Age of Bronze is an American comics series by writer/artist Eric Shanower retelling the legend of the Trojan War. It began in 1998 and is published by Image Comics.

==Overview==
The series aims to be true to all literary traditions, from Homer's Iliad to Shakespeare's Troilus and Cressida, as well as to the archaeology of the Bronze Age Aegean. When complete it is projected to comprise seven volumes.

==Publications==
34 issues, four trade paperback collections and two specials have been published as of 2015.

- Collected volumes

- A Thousand Ships (2001, ISBN 1-58240-200-0) collects issues 1 to 9, in which Helen, wife of the king of Sparta, is abducted by the Trojan prince Paris, and the Greeks gather their armies for war in response.
- Sacrifice (2004, ISBN 1-58240-360-0) collects issues 10 to 19, in which the progress of the Greek army is held up, until their king, Agamemnon, pays a debt he owes to the gods.
- Betrayal, Part One (2008, ISBN 978-1-58240-845-3) collects issues 20–26, in which Agamemnon's fleet sails to Troy and his envoys negotiate with King Priam.
- Betrayal, Part Two (2013, ISBN 978-1-60706-758-0) collects issues 27–33.

- Specials and one-shots

- Age of Bronze: Special, published in 1999, provides backstory, telling of the curse on Atreus and his sons, Agamemnon and Menelaus.
- Age of Bronze: Behind the Scenes, published in 2002, gives an insight into Shanower's research and working methods.

==Status==
After a six-year hiatus, issue 34 was published in 2019, the first to be in color.
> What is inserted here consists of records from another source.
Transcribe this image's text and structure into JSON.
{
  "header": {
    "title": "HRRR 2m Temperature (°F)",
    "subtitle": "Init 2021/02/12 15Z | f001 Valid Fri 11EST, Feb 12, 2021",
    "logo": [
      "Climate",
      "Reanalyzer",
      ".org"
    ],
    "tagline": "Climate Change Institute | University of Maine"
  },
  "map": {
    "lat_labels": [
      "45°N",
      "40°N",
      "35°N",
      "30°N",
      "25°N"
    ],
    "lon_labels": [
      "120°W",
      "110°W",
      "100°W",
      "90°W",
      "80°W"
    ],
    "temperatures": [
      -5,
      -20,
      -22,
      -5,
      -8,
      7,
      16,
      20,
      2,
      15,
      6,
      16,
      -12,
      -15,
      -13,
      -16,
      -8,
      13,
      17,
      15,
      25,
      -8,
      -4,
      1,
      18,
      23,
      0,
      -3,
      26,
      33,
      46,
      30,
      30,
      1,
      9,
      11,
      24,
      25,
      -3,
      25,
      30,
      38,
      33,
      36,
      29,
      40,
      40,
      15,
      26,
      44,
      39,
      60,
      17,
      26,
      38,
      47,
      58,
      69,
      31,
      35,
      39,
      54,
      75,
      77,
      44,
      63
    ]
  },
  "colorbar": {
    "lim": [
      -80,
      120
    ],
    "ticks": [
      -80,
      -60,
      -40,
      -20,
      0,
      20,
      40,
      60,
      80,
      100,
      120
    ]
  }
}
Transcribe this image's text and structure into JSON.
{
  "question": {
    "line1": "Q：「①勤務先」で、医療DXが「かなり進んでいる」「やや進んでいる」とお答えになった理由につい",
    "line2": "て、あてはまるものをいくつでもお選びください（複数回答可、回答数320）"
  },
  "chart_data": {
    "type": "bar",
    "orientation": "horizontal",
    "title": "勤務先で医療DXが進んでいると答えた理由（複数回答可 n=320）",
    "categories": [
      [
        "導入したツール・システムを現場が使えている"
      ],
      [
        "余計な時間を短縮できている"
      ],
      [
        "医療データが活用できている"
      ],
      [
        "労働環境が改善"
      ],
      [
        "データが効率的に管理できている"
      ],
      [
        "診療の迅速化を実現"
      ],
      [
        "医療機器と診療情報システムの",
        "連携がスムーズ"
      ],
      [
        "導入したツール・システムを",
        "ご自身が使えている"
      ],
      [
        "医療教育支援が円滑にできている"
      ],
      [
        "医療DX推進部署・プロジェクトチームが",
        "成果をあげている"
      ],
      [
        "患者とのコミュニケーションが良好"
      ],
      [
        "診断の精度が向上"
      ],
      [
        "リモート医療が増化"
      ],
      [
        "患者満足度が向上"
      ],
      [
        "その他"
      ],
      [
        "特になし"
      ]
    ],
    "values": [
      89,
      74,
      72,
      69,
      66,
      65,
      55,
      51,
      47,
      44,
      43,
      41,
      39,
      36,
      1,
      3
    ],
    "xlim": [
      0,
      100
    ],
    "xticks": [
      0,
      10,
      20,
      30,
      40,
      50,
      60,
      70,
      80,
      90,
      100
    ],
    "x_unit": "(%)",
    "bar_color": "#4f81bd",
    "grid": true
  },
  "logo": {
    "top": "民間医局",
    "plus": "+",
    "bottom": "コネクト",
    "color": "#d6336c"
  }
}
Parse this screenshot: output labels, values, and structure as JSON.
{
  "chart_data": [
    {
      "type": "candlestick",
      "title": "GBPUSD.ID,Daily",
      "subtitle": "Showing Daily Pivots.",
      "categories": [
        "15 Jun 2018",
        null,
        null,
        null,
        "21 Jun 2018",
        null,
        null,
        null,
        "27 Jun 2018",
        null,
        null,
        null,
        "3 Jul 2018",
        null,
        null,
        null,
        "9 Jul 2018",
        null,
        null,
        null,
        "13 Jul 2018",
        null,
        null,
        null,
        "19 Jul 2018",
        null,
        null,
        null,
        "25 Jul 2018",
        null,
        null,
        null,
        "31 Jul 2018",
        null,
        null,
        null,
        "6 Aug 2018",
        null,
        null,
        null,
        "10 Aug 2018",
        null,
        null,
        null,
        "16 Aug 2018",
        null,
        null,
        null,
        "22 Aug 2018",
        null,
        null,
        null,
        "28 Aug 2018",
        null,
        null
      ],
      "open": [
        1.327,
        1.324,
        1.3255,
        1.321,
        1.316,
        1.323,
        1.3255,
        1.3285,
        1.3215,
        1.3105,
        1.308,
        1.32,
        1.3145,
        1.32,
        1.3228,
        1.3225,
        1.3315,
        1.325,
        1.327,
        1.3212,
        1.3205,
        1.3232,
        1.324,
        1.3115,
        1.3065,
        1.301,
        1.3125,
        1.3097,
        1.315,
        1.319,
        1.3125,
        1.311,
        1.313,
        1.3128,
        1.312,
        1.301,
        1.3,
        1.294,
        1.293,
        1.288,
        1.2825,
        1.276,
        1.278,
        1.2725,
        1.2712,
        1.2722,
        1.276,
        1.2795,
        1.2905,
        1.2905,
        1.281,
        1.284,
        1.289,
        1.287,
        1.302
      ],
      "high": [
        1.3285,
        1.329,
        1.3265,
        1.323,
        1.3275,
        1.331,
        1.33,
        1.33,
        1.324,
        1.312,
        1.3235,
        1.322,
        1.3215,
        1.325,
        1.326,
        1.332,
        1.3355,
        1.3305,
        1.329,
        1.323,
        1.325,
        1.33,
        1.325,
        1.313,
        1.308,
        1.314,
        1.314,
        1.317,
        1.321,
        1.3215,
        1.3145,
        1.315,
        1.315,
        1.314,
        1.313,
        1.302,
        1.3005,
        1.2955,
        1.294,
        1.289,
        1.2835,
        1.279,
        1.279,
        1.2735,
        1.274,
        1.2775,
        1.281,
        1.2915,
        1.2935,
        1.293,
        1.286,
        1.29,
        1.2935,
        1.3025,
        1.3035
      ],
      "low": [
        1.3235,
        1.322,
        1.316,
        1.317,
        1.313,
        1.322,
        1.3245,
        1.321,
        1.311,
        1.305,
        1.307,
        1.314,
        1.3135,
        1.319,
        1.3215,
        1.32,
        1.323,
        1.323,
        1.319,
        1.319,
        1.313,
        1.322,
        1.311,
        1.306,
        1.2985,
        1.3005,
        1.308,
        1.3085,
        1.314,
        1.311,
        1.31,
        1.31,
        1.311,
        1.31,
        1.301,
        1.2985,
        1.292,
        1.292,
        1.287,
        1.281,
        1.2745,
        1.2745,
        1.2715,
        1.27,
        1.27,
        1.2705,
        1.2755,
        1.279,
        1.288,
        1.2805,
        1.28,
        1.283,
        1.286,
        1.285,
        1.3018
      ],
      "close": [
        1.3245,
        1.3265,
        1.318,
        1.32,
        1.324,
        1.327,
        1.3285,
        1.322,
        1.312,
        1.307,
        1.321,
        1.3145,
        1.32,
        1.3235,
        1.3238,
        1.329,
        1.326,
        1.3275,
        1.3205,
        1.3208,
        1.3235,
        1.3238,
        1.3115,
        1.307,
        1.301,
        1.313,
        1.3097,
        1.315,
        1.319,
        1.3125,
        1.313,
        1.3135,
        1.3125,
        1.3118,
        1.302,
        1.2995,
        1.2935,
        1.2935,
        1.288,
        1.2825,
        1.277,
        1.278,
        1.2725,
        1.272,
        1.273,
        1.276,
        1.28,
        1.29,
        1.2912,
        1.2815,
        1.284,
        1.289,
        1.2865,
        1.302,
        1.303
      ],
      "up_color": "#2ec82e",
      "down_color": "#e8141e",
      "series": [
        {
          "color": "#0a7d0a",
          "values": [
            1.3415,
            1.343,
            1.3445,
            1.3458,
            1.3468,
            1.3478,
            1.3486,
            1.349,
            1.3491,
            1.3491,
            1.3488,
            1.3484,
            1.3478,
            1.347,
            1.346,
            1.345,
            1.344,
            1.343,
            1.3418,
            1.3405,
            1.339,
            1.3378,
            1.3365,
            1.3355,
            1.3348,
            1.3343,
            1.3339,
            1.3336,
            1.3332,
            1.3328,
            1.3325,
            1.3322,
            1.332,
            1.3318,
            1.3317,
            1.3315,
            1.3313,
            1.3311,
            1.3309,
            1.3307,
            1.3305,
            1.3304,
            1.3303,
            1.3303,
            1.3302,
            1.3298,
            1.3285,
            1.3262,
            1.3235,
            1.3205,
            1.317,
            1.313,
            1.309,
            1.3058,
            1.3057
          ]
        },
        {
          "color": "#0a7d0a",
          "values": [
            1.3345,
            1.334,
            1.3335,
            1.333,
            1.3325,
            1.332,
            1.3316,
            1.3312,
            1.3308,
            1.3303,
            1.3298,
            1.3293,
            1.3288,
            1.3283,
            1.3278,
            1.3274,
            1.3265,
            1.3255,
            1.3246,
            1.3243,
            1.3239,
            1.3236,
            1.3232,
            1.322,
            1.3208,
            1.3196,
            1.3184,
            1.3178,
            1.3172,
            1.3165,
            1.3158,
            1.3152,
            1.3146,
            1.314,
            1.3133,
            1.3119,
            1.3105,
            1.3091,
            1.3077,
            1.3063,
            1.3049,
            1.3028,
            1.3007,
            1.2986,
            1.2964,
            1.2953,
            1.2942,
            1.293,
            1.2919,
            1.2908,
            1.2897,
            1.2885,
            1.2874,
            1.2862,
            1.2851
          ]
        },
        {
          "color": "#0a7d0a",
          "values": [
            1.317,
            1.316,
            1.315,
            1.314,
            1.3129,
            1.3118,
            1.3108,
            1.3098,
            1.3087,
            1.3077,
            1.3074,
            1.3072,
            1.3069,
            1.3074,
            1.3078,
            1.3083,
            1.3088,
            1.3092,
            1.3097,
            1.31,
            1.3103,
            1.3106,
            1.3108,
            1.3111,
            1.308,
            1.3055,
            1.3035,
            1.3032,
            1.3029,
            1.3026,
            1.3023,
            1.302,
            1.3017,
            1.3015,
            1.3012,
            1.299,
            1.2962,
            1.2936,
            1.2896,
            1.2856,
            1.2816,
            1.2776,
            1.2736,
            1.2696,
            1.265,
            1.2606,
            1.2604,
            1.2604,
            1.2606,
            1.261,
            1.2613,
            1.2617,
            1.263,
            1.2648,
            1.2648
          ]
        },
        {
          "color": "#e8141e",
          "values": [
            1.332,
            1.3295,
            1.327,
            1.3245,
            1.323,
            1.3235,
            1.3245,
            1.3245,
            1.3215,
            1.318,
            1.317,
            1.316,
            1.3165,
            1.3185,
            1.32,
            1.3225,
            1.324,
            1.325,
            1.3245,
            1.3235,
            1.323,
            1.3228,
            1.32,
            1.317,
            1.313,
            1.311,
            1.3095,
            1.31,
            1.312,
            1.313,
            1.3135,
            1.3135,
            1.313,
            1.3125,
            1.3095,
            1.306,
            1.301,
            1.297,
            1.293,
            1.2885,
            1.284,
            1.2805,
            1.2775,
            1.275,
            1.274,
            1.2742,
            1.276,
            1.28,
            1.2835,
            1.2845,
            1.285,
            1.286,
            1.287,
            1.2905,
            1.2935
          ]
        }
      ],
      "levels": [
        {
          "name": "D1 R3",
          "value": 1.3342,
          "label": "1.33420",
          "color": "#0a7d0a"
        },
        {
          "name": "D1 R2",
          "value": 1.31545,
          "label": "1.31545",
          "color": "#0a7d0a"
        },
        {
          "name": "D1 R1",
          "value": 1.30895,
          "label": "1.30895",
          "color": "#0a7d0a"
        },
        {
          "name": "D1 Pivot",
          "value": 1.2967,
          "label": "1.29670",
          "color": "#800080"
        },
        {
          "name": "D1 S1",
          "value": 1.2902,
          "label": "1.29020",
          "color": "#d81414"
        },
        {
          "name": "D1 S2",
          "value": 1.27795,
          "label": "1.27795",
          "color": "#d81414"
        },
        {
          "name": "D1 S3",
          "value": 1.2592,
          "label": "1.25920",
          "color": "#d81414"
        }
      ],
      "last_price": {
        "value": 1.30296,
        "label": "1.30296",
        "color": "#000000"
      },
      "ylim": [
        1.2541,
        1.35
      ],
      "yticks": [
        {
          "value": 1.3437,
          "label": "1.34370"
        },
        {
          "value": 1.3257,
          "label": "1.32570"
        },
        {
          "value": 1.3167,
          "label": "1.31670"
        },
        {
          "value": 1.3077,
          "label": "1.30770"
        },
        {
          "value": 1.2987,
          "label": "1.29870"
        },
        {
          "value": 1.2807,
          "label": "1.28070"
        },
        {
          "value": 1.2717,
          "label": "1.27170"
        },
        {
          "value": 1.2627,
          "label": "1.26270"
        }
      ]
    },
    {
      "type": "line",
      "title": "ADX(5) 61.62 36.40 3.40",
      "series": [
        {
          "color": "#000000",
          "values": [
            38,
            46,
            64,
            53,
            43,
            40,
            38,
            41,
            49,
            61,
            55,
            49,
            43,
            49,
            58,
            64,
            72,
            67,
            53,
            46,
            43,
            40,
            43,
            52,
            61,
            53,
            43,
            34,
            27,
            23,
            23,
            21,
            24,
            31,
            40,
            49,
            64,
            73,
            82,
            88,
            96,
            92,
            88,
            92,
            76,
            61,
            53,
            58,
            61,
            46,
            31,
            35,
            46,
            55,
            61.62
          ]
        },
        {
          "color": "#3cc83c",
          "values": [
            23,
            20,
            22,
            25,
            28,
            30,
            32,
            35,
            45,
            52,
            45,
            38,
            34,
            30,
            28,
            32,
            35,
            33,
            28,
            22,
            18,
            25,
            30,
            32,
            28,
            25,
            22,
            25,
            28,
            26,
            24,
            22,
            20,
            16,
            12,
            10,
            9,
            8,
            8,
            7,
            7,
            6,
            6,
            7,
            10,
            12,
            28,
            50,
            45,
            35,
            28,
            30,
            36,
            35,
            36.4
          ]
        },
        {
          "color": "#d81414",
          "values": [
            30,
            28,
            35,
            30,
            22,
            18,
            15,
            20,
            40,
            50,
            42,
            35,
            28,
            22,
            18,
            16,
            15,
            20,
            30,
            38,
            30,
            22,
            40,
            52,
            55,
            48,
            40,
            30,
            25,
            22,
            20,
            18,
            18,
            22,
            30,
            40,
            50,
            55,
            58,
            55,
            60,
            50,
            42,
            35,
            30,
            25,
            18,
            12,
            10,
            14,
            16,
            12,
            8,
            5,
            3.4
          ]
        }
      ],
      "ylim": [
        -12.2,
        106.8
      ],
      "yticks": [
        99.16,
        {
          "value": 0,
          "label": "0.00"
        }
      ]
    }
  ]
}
Individual issues will henceforth be solely digital except a handful printed to fulfill existing print subscriptions. No further print subscriptions will be accepted. Book collections are being reissued in color. Plans are to publish two issues a year.

==Awards==
Shanower won the Eisner Award for best writer/artist in 2001 and 2003, and was nominated for the Ignatz Award for outstanding artist in 1999, for his work on Age of Bronze.